JPH11135844A - Manufacture of thermoionic module - Google Patents

Abstract

PROBLEM TO BE SOLVED: To achieve simplification of a manufacturing process of a thermoionic module and a stabilization of quality, and to achieve improvement in the heat transfer efficiency with a heat exchanger to be attached. SOLUTION: Holes for containing thermoionic elements are formed into a grid shape at specified intervals in a flat substrate 11, which is formed from electrically insulating material. From the hole wherein a thermoionic electric element that is to become a base end of an electrically serial connection is contained, to the hole wherein the thermoionic element that becomes a terminating end of the electrically serial connection, a partition part is formed by the neighboring holes and holes. For the partition part, recess parts having the depth approximately in correspondence with the thickness of the electrode plate of the thermoionic element are alternately formed vertically. In the holes of the base body, P-type thermoionic elements 21 and N-type thermoionic elements 22 are arranged alternately. A brazing filler metal 25 is filled in the recess part of the partition part of the base body to obtain the electrically serial connection. The neighboring electrode plates holding the recess parts are alternately brazed. This method comprises these processes.

Description

DETAILED DESCRIPTION OF THE INVENTION

[0001]

[0001] The present invention relates to a method for manufacturing a thermoelectric module.

[0002]

2. Description of the Related Art A thermoelectric module is formed by joining a p-type thermoelectric element and an n-type thermoelectric element via an electrode plate so as to be electrically connected in series.
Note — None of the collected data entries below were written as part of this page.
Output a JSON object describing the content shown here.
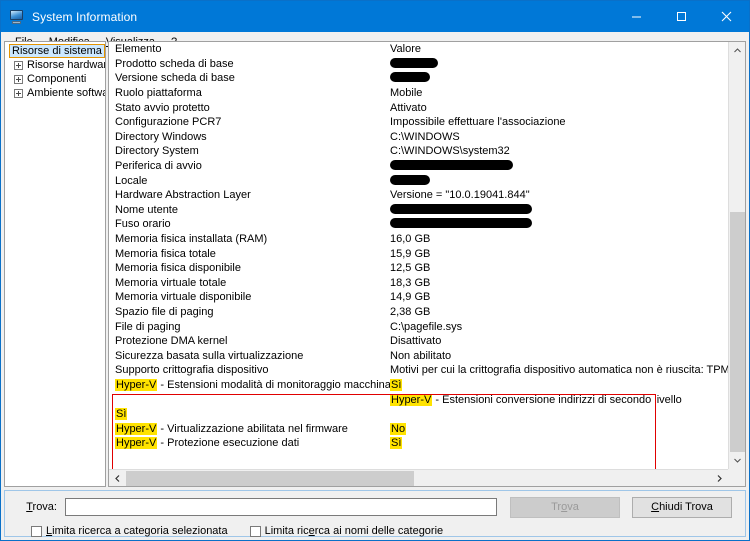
{
  "window": {
    "title": "System Information",
    "icon": "system-information-icon",
    "minimize": "–",
    "maximize": "□",
    "close": "✕"
  },
  "menu": [
    {
      "label": "File",
      "accel": "F"
    },
    {
      "label": "Modifica",
      "accel": "M"
    },
    {
      "label": "Visualizza",
      "accel": "V"
    },
    {
      "label": "?",
      "accel": ""
    }
  ],
  "tree": {
    "root": "Risorse di sistema",
    "children": [
      "Risorse hardware",
      "Componenti",
      "Ambiente software"
    ]
  },
  "list": {
    "columns": [
      "Elemento",
      "Valore"
    ],
    "rows": [
      {
        "item": "Prodotto scheda di base",
        "value": "",
        "redact": 48
      },
      {
        "item": "Versione scheda di base",
        "value": "",
        "redact": 40
      },
      {
        "item": "Ruolo piattaforma",
        "value": "Mobile"
      },
      {
        "item": "Stato avvio protetto",
        "value": "Attivato"
      },
      {
        "item": "Configurazione PCR7",
        "value": "Impossibile effettuare l'associazione"
      },
      {
        "item": "Directory Windows",
        "value": "C:\\WINDOWS"
      },
      {
        "item": "Directory System",
        "value": "C:\\WINDOWS\\system32"
      },
      {
        "item": "Periferica di avvio",
        "value": "",
        "redact": 123
      },
      {
        "item": "Locale",
        "value": "",
        "redact": 40
      },
      {
        "item": "Hardware Abstraction Layer",
        "value": "Versione = \"10.0.19041.844\""
      },
      {
        "item": "Nome utente",
        "value": "",
        "redact": 142
      },
      {
        "item": "Fuso orario",
        "value": "",
        "redact": 142
      },
      {
        "item": "Memoria fisica installata (RAM)",
        "value": "16,0 GB"
      },
      {
        "item": "Memoria fisica totale",
        "value": "15,9 GB"
      },
      {
        "item": "Memoria fisica disponibile",
        "value": "12,5 GB"
      },
      {
        "item": "Memoria virtuale totale",
        "value": "18,3 GB"
      },
      {
        "item": "Memoria virtuale disponibile",
        "value": "14,9 GB"
      },
      {
        "item": "Spazio file di paging",
        "value": "2,38 GB"
      },
      {
        "item": "File di paging",
        "value": "C:\\pagefile.sys"
      },
      {
        "item": "Protezione DMA kernel",
        "value": "Disattivato"
      },
      {
        "item": "Sicurezza basata sulla virtualizzazione",
        "value": "Non abilitato"
      },
      {
        "item": "Supporto crittografia dispositivo",
        "value": "Motivi per cui la crittografia dispositivo automatica non è riuscita: TPM non util"
      }
    ],
    "hyperv": {
      "row1_label_hl": "Hyper-V",
      "row1_label_rest": " - Estensioni modalità di monitoraggio macchina virtuale",
      "row1_value": "Sì",
      "row2_label_hl": "Hyper-V",
      "row2_label_rest": " - Estensioni conversione indirizzi di secondo livello",
      "row3_value": "Sì",
      "row4_label_hl": "Hyper-V",
      "row4_label_rest": " - Virtualizzazione abilitata nel firmware",
      "row4_value": "No",
      "row5_label_hl": "Hyper-V",
      "row5_label_rest": " - Protezione esecuzione dati",
      "row5_value": "Sì"
    }
  },
  "find": {
    "label": "Trova:",
    "accel_label": "T",
    "input_value": "",
    "input_placeholder": "",
    "find_button": "Trova",
    "find_button_accel": "o",
    "close_button": "Chiudi Trova",
    "close_button_accel": "C",
    "checkbox1": "Limita ricerca a categoria selezionata",
    "checkbox1_accel": "L",
    "checkbox2": "Limita ricerca ai nomi delle categorie",
    "checkbox2_accel": "e"
  },
  "colors": {
    "titlebar": "#0078d7",
    "highlight": "#ffe300",
    "redbox": "#e00000",
    "selection": "#cce8ff"
  },
  "scroll": {
    "up_arrow": "˄",
    "down_arrow": "˅",
    "left_arrow": "‹",
    "right_arrow": "›"
  }
}
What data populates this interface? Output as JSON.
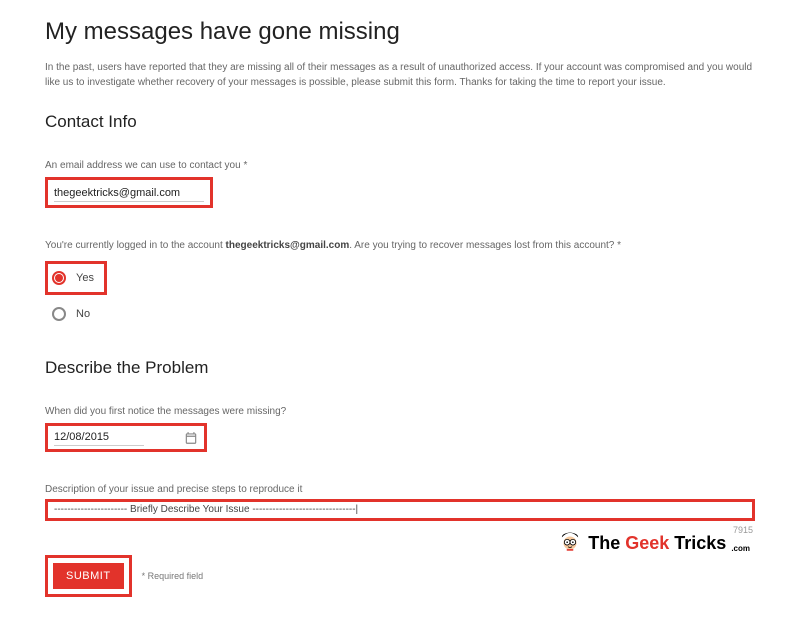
{
  "title": "My messages have gone missing",
  "intro": "In the past, users have reported that they are missing all of their messages as a result of unauthorized access. If your account was compromised and you would like us to investigate whether recovery of your messages is possible, please submit this form. Thanks for taking the time to report your issue.",
  "contact": {
    "heading": "Contact Info",
    "email_label": "An email address we can use to contact you *",
    "email_value": "thegeektricks@gmail.com",
    "logged_in_prefix": "You're currently logged in to the account ",
    "logged_in_account": "thegeektricks@gmail.com",
    "logged_in_suffix": ". Are you trying to recover messages lost from this account? *",
    "yes_label": "Yes",
    "no_label": "No"
  },
  "problem": {
    "heading": "Describe the Problem",
    "when_label": "When did you first notice the messages were missing?",
    "when_value": "12/08/2015",
    "desc_label": "Description of your issue and precise steps to reproduce it",
    "desc_value": "---------------------- Briefly Describe Your Issue -------------------------------|",
    "char_count": "7915"
  },
  "submit": {
    "label": "SUBMIT",
    "required_note": "* Required field"
  },
  "logo": {
    "part1": "The",
    "part2": "Geek",
    "part3": "Tricks",
    "suffix": ".com"
  }
}
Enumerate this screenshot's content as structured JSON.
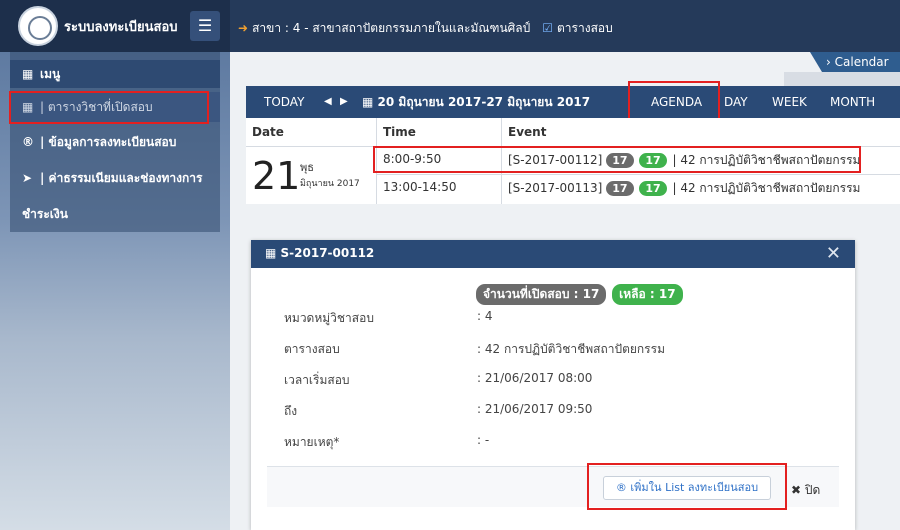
{
  "app": {
    "title": "ระบบลงทะเบียนสอบ"
  },
  "header": {
    "breadcrumb": "สาขา : 4 - สาขาสถาปัตยกรรมภายในและมัณฑนศิลป์",
    "schedule_link": "ตารางสอบ"
  },
  "sidebar": {
    "items": [
      {
        "label": "เมนู"
      },
      {
        "label": "| ตารางวิชาที่เปิดสอบ"
      },
      {
        "label": "| ข้อมูลการลงทะเบียนสอบ"
      },
      {
        "label": "| ค่าธรรมเนียมและช่องทางการ"
      },
      {
        "label": "ชำระเงิน"
      }
    ]
  },
  "calendar": {
    "tab_label": "Calendar",
    "toolbar": {
      "today": "TODAY",
      "date_range": "20 มิถุนายน 2017-27 มิถุนายน 2017",
      "views": [
        "AGENDA",
        "DAY",
        "WEEK",
        "MONTH"
      ],
      "active_view": "AGENDA"
    },
    "columns": [
      "Date",
      "Time",
      "Event"
    ],
    "day": {
      "number": "21",
      "weekday": "พุธ",
      "month": "มิถุนายน 2017"
    },
    "events": [
      {
        "time": "8:00-9:50",
        "code": "[S-2017-00112]",
        "open": "17",
        "remaining": "17",
        "title": "| 42 การปฏิบัติวิชาชีพสถาปัตยกรรม"
      },
      {
        "time": "13:00-14:50",
        "code": "[S-2017-00113]",
        "open": "17",
        "remaining": "17",
        "title": "| 42 การปฏิบัติวิชาชีพสถาปัตยกรรม"
      }
    ]
  },
  "modal": {
    "title": "S-2017-00112",
    "badge_open": "จำนวนที่เปิดสอบ : 17",
    "badge_remaining": "เหลือ : 17",
    "rows": [
      {
        "label": "หมวดหมู่วิชาสอบ",
        "value": ": 4"
      },
      {
        "label": "ตารางสอบ",
        "value": ": 42 การปฏิบัติวิชาชีพสถาปัตยกรรม"
      },
      {
        "label": "เวลาเริ่มสอบ",
        "value": ": 21/06/2017 08:00"
      },
      {
        "label": "ถึง",
        "value": ": 21/06/2017 09:50"
      },
      {
        "label": "หมายเหตุ*",
        "value": ": -"
      }
    ],
    "add_button": "เพิ่มใน List ลงทะเบียนสอบ",
    "close_button": "ปิด"
  }
}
When a current flows between the junctions, heat is absorbed or heat is generated depending on the direction of the current. The former property is called the Seebeck effect, and has been developed for thermoelectric power generation, such as power generation by waste heat from refuse incinerators,
The latter property is called a Peltier effect, and is widely used for thermoelectric cooling such as cooling of a thermostat or an electronic device in a semiconductor manufacturing process.

[0003] As a typical example of a thermoelectric module, as shown in FIG.
There is a structure in which a p-type thermoelectric material (90) and an n-type thermoelectric material (91) are electrically connected in series via an electrode plate (98). The method of manufacturing this thermoelectric module will be described. As shown in FIG. 9, Ni plating layers (92) and (92) on both sides of a p-type thermoelectric material (90) and an n-type thermoelectric material (91) for improving the bonding property. ) Is applied, and solder plating layers (94) and (94) are further applied on the Ni plating layer. Next, the electrode (98) is formed by directly patterning Cu on the electrically insulating ceramic substrate (96). After the p-type thermoelectric material (90) and the n-type thermoelectric material (91) are alternately arranged on the Cu electrode (98) of the ceramic substrate (96) corresponding to the patterning position, these thermoelectric materials (9
0) On the (91), a ceramic substrate (96) on which a Cu electrode (98) is patterned is placed. When this is placed in a heating device and heated, the solder (94) (94) melts and the thermoelectric material
(90) (91) Ni plating layer (92) (92) and ceramic substrate (9
6) The Cu electrodes (98) and (98) of (96) are joined.

[0004]

In the conventional manufacturing method, p
Since the type and n-type thermoelectric material and the electrode were joined by soldering when assembling the thermoelectric module, if the size and surface condition of the thermoelectric material were not uniform, poor connection between the thermoelectric element and the solder or There have been inconveniences such as poor conductivity and loss of flatness of the thermoelectric module. In this case, if there is a poor connection between the thermoelectric element and the solder, it is impossible to partially repair the thermoelectric element. Therefore, the thermoelectric module assembled must be discarded. In the case of a thermoelectric module having a structure in which a thermoelectric element is sandwiched between ceramic plates, the ceramic plate must be thick enough to secure the rigidity of the thermoelectric module. There is a disadvantage that the heat transfer efficiency between the heat absorbing block and the heat radiating block is reduced.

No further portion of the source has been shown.